L'InfraHumain peut basculer entre les modes: être générateur de chaos dans un contexte et incarnation de l'ordre dans un autre. L'essentiel — ne jamais être celui que le système s'attend à voir. Si le droit à l'invisibilité sonnait comme «laissez-moi tranquille, ne me regardez pas», la tactique infra énonce: «Je disparaîtrai de sorte que vous me regretterez». L'invisible devient facteur imprévisible — et l'imprévisibilité est le plus effrayant pour un système construit sur des algorithmes.
Le vide de l'espace comme infrastructure d'autonomie
Nous avons déjà parlé du vide — l'absence de localisation — comme moyen d'éviter le contrôle. Pour l'InfraHumain le vide n'est pas simple fuite, mais ingénierie de l'espace selon ses besoins. Il convient ici d'introduire le concept d'infrastructure d'autonomie: c'est un ensemble de procédés et de milieux dans lesquels le sujet peut exister parallèlement à la réalité officielle, pratiquement sans la croiser.
Bases éphémères. L'InfraHumain construit son espace selon le principe des refuges temporaires. Il peut ne pas avoir de lieu permanent, mais il a un réseau de bases temporaires: aujourd'hui un entrepôt abandonné, demain la datcha d'un sympathisant, après-demain — un serveur caché en Islande (si on parle d'espace numérique). Chaque base apparaît et disparaît avant d'être dans le viseur. Dans leur ensemble elles forment une géographie invisible de l'infra-présence.

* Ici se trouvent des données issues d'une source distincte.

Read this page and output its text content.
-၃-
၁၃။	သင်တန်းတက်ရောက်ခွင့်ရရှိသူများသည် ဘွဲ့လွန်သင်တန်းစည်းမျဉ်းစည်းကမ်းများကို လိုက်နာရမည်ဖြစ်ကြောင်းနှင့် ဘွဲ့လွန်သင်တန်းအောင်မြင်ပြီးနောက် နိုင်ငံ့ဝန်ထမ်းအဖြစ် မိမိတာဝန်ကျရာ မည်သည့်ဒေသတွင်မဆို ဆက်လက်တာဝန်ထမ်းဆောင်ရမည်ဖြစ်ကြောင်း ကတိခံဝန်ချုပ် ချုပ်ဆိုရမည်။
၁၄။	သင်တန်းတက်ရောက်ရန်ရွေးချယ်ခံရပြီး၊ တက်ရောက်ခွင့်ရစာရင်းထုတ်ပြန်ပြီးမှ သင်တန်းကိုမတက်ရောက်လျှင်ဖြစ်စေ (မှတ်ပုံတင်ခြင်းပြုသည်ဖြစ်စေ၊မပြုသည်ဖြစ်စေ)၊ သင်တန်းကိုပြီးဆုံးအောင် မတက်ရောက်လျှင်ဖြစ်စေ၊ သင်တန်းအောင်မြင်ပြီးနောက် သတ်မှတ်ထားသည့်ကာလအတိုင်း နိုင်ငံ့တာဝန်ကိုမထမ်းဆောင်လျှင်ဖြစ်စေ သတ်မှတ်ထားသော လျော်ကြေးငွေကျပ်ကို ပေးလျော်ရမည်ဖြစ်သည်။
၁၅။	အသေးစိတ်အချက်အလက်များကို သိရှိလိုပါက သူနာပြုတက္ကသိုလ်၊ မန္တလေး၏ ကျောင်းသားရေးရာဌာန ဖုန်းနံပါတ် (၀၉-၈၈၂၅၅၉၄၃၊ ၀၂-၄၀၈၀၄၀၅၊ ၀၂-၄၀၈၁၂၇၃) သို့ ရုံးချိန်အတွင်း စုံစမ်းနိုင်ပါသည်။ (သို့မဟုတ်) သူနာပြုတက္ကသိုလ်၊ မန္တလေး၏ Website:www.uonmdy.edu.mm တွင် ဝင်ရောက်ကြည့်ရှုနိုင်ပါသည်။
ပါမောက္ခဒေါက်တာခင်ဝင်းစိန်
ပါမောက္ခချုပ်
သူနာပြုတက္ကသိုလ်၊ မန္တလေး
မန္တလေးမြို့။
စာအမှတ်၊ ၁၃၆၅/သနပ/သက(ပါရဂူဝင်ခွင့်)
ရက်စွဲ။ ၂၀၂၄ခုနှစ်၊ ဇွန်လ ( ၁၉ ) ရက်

Par exemple, les artistes-actionnistes opérant semi-légalement planifient leurs performances littéralement comme des sorties partisanes dans les paysages urbains: le point de rassemblement n'est connu que des leurs, tout est gardé secret jusqu'au dernier moment — et voilà que soudain un événement se produit sur la place, puis les participants se dissolvent. À la ville ne reste que le fantôme de l'événement, aucune trace à trouver.

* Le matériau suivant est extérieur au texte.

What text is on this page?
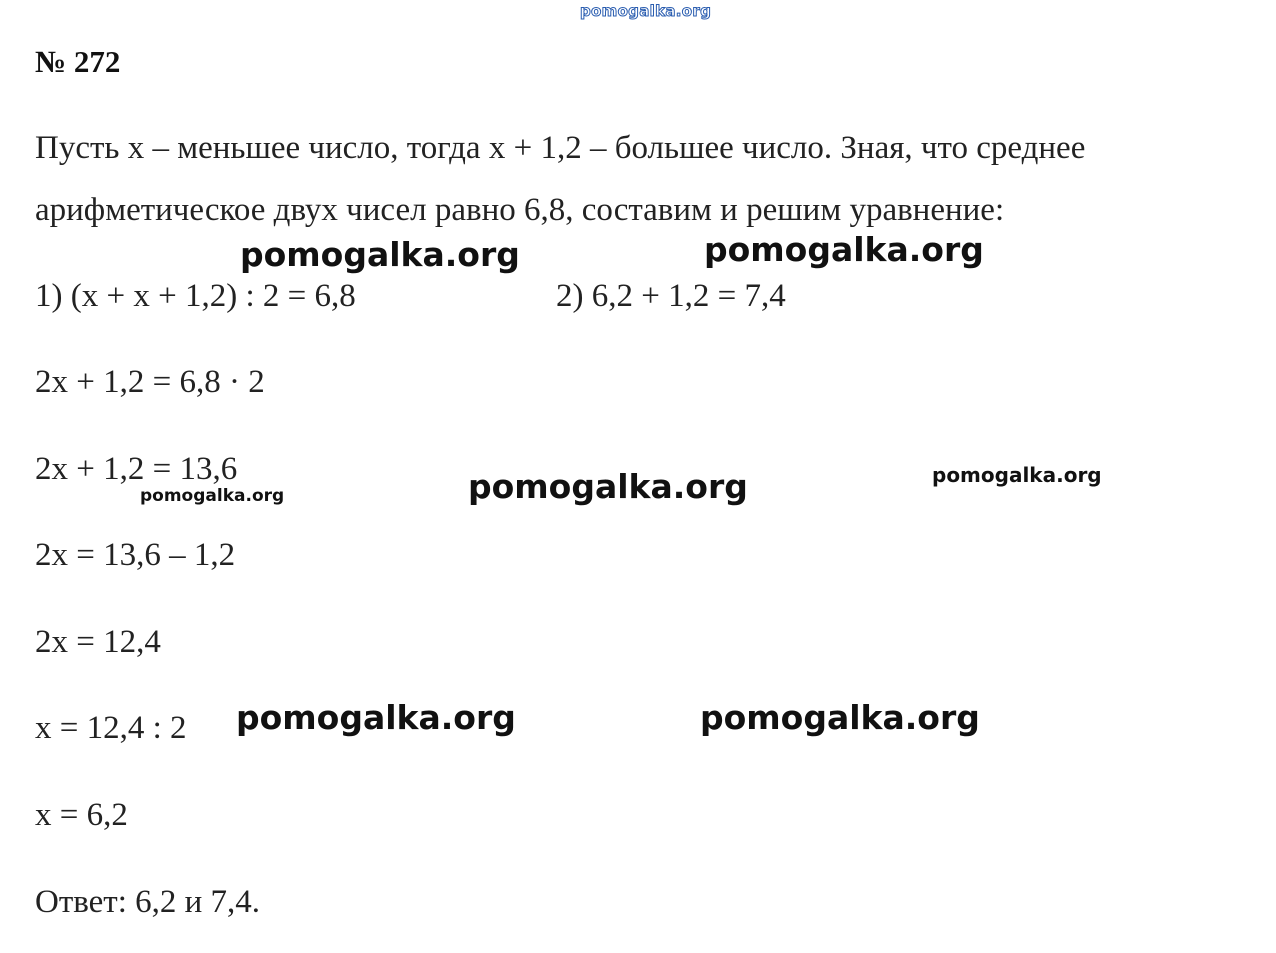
pomogalka.org
№ 272
Пусть х – меньшее число, тогда х + 1,2 – большее число. Зная, что среднее
арифметическое двух чисел равно 6,8, составим и решим уравнение:
pomogalka.org	pomogalka.org
1) (х + х + 1,2) : 2 = 6,8	2) 6,2 + 1,2 = 7,4
2х + 1,2 = 6,8 · 2
2х + 1,2 = 13,6
pomogalka.org	pomogalka.org	pomogalka.org
2х = 13,6 – 1,2
2х = 12,4
х = 12,4 : 2 pomogalka.org	pomogalka.org
х = 6,2
Ответ: 6,2 и 7,4.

L'absence comme mur. Conceptuellement l'InfraHumain transforme la non-appartenance au lieu en dôme protecteur. Il n'a pas d'adresse, donc — pas de point d'application de pression. Comment attraper celui qui ne vit nulle part en permanence? C'est presque comme attraper le vent. L'InfraHumain peut même démonstrativement renoncer à la propriété ou aux locations et se déplacer — alors le système ne peut ni saisir ses biens, ni envoyer de convocation à domicile. À la limite — il est hors-État: homme sans enregistrement permanent, souvent avec plusieurs nationalités ou carrément avec des documents fictifs, qui bondit à travers le monde. Il y en a peu, mais ils existent — c'est le type du nouveau nomade pour qui la géographie est un jeu. Bien sûr, la non-localisation complète est difficile: il faut des ressources, des connexions. Mais la partielle est accessible à beaucoup: vivre dans deux mondes, offline et online, dans différents pays six mois chacun, avoir de multiples petits espaces au lieu d'un grand. Au final le profil de la personne s'étale: elle ne figure nulle part comme unité stable.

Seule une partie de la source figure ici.